Les voitures hybrides polluent beaucoup plus que ce qu’indiquent les tests officiels. C’est le résultat d’un rapport qui vient d’être publié.
Les voitures hybrides polluent 5 fois plus que lors des tests officiels
Le secteur automobile est rattrapé par les chiffres. L’ONG Transport & Environment a révélé que les émissions réelles des voitures hybrides dépassent largement les valeurs homologuées. Cette divergence met directement en cause les stratégies climatiques de l’Union européenne, qui comptait sur ces modèles pour respecter ses objectifs énergétiques.
Les données officielles indiquaient en 2023 seulement 28 g de CO₂/km pour les hybrides rechargeables selon la norme WLTP. Mais en usage réel, les capteurs embarqués sur plus de 127 000 véhicules montrent une moyenne de 139 g de CO₂/km. Autrement dit, l’impact climatique est presque équivalent à celui d’une berline thermique classique, et très éloigné des promesses de sobriété énergétique.
L’évolution est encore plus inquiétante dans le temps. Les émissions étaient 3,5 fois supérieures aux valeurs officielles en 2021, puis 4 fois en 2022, et désormais 5 fois en 2023. Cette progression constante prouve que l’écart n’est pas un accident mais bien un problème structurel lié à l’hybridation rechargeable.
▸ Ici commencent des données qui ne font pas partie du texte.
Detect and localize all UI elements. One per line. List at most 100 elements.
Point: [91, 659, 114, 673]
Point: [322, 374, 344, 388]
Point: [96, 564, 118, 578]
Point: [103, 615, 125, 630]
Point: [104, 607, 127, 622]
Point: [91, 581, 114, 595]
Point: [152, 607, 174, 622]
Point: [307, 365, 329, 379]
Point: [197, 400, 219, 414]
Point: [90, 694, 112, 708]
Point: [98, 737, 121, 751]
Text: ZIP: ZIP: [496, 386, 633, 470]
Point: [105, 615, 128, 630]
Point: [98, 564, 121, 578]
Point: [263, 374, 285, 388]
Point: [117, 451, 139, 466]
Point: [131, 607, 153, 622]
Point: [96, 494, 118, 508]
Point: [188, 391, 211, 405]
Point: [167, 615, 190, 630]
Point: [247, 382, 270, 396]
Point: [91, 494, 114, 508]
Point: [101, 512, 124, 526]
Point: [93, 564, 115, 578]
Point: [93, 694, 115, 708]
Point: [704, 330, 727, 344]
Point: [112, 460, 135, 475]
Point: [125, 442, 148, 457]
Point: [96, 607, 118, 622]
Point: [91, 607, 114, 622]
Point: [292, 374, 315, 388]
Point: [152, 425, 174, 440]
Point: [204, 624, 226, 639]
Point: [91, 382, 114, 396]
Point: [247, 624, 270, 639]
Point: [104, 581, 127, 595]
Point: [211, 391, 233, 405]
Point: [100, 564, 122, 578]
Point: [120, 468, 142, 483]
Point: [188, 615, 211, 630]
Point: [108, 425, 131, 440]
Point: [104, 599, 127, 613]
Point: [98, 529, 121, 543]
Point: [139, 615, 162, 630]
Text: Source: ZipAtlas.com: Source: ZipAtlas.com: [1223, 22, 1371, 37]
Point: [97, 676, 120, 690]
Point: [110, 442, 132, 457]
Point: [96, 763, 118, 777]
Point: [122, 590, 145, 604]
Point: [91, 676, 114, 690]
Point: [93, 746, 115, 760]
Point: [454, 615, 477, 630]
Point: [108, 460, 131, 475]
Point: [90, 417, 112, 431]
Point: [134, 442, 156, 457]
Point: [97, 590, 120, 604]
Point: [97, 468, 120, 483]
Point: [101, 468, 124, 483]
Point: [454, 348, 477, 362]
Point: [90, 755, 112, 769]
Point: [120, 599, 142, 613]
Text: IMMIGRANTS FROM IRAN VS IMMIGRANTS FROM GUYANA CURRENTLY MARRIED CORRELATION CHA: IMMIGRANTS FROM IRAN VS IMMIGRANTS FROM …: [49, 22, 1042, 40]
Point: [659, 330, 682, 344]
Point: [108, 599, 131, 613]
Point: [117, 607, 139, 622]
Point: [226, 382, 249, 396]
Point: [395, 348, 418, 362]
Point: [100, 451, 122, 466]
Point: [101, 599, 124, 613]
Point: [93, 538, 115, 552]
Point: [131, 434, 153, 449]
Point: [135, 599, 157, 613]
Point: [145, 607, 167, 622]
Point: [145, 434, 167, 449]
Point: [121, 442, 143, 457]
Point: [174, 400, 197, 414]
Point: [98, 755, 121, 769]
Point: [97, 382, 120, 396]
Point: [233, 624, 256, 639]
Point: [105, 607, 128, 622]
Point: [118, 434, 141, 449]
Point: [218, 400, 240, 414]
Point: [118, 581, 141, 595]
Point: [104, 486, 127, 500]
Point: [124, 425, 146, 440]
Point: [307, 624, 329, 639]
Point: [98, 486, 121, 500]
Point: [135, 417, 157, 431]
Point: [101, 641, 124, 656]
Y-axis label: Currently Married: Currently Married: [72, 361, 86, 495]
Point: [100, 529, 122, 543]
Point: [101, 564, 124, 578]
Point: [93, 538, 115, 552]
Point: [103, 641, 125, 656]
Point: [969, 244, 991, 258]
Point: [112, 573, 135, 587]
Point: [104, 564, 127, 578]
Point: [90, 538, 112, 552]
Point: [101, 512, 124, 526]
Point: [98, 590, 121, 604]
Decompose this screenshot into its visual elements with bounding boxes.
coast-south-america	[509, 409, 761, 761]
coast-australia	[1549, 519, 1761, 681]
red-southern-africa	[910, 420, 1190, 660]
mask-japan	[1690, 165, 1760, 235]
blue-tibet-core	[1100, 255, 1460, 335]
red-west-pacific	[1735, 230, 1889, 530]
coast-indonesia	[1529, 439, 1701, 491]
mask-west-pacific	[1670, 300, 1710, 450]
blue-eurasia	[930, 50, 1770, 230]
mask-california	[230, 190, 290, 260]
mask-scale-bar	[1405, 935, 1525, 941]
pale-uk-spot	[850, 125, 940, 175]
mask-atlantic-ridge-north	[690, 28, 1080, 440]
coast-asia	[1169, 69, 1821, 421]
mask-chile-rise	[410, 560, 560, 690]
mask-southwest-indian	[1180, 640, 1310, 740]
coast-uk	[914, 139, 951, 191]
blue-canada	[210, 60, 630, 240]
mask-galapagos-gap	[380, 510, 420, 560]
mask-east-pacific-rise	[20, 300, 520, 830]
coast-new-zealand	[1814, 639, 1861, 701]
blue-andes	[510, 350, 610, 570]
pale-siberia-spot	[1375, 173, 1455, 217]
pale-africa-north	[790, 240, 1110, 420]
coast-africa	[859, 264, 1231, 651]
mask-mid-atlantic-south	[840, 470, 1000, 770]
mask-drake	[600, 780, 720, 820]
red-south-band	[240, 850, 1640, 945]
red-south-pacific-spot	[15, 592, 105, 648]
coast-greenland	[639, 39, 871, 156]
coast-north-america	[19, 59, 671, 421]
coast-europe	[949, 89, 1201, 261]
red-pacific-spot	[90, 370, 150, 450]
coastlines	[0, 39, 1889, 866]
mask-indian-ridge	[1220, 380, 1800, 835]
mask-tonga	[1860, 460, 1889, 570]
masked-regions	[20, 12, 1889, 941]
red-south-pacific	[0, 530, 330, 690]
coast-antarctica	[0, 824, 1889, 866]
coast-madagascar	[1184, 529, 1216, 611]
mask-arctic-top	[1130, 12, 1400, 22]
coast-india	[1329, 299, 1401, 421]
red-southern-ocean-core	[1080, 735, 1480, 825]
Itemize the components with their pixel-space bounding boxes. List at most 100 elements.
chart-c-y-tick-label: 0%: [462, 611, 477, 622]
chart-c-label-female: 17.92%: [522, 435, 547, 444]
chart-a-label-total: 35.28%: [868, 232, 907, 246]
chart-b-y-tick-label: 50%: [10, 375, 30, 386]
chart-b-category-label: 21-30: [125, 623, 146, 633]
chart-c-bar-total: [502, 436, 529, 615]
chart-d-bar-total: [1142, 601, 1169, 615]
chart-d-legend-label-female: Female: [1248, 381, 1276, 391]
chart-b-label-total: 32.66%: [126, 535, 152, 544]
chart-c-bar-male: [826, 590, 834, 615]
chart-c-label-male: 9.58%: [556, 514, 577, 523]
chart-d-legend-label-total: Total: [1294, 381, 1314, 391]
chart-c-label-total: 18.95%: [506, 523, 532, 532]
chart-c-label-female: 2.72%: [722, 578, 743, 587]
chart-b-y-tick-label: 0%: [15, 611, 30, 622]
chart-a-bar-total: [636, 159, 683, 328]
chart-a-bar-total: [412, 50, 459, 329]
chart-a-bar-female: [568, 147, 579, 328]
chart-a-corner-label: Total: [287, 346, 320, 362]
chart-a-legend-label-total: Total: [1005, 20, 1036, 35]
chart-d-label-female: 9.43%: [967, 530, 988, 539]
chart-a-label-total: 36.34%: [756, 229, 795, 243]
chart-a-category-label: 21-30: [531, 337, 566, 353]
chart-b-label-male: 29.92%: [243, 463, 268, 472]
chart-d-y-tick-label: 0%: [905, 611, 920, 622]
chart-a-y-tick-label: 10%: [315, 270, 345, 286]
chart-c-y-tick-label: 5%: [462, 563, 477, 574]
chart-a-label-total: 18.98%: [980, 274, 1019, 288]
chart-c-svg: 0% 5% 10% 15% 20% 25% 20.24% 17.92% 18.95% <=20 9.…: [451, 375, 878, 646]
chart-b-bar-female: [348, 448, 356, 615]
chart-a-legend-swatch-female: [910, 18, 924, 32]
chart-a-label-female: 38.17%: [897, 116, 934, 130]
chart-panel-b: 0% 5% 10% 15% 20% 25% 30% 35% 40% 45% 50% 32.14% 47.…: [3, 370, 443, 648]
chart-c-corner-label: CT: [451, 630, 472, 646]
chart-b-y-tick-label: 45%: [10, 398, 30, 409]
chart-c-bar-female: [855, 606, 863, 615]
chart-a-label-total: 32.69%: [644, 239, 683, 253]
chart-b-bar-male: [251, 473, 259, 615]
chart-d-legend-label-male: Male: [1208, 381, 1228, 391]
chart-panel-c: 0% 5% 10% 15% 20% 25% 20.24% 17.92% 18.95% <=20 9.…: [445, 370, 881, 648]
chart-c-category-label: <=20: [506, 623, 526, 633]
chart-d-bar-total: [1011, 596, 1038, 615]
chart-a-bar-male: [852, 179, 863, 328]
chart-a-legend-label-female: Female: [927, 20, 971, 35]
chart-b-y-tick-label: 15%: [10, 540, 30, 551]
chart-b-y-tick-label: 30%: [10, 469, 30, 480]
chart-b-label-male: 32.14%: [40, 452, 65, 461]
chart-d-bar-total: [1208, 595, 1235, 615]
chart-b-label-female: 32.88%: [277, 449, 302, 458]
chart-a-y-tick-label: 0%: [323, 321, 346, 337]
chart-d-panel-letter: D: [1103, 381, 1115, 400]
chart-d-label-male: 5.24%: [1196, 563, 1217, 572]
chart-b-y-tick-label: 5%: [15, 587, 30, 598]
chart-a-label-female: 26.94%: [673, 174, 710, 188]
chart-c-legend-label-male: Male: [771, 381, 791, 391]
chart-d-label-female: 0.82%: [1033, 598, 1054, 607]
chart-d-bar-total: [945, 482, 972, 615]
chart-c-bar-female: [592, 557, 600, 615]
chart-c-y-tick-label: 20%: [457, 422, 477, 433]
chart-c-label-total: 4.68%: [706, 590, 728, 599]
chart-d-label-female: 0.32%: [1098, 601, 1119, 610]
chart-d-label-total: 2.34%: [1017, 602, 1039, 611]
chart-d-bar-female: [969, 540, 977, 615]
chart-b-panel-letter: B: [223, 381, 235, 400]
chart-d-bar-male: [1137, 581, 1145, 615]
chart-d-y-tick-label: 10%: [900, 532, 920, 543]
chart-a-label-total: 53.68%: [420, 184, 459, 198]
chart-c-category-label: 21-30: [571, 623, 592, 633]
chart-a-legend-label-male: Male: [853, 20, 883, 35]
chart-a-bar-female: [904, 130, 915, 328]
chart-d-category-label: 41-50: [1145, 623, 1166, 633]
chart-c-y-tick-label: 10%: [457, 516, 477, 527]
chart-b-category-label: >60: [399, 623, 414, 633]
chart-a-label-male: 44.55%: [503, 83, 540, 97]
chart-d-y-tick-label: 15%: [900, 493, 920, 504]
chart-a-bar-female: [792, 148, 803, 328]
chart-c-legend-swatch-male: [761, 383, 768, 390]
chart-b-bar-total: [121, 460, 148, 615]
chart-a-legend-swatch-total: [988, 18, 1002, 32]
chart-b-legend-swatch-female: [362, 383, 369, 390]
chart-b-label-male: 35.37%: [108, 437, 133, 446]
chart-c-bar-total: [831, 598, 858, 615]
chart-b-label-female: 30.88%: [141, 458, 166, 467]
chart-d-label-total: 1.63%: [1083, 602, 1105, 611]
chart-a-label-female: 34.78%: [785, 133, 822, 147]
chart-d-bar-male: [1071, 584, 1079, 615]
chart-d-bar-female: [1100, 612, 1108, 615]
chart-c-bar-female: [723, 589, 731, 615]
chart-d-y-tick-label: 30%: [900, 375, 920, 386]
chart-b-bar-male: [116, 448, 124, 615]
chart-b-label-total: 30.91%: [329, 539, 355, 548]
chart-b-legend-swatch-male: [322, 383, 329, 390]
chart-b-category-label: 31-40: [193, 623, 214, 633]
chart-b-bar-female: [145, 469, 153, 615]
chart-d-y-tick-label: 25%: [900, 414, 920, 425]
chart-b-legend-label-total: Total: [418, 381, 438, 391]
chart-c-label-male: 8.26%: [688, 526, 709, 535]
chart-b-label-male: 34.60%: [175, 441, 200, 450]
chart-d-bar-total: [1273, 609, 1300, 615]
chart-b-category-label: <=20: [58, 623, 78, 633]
Quand la théorie énergétique se heurte aux usages quotidiens
À l’origine, le calcul officiel suppose que ces voitures roulent 80 % du temps en mode électrique. En pratique, la part réelle de conduite zéro émission ne dépasse pas 26 %, selon le rapport. Cette différence explique à elle seule une grande partie du fossé observé. En d’autres termes, l’énergie stockée dans la batterie n’est pas exploitée comme prévu, et le moteur thermique reste largement dominant.
L’inefficience énergétique vient aussi du poids des batteries. Dans les SUV hybrides, elles deviennent une charge supplémentaire dès qu’elles sont vides, entraînant une consommation de carburant plus élevée que celle d’un moteur classique. Enfin, l’habitude de ne pas recharger régulièrement son véhicule accentue la dépendance aux carburants fossiles, réduisant à néant la logique de transition énergétique qui justifiait leur soutien public.
Vers une remise à plat de la stratégie européenne
Les voitures hybrides rechargeables occupent aujourd’hui 8,6 % du marché européen et 6,1 % du marché français. Leur succès tient en grande partie aux aides publiques et à leur prise en compte avantageuse dans le calcul des objectifs de CO₂ imposés aux constructeurs. Mais si leur bilan réel est largement défavorable, la crédibilité des politiques climatiques s’en trouve fragilisée.
L’Union européenne a prévu deux révisions des méthodes de calcul en 2025 et en 2027-2028, mais Transport & Environment prévient déjà : même corrigées, les émissions réelles resteront supérieures d’environ 18 % aux chiffres officiels.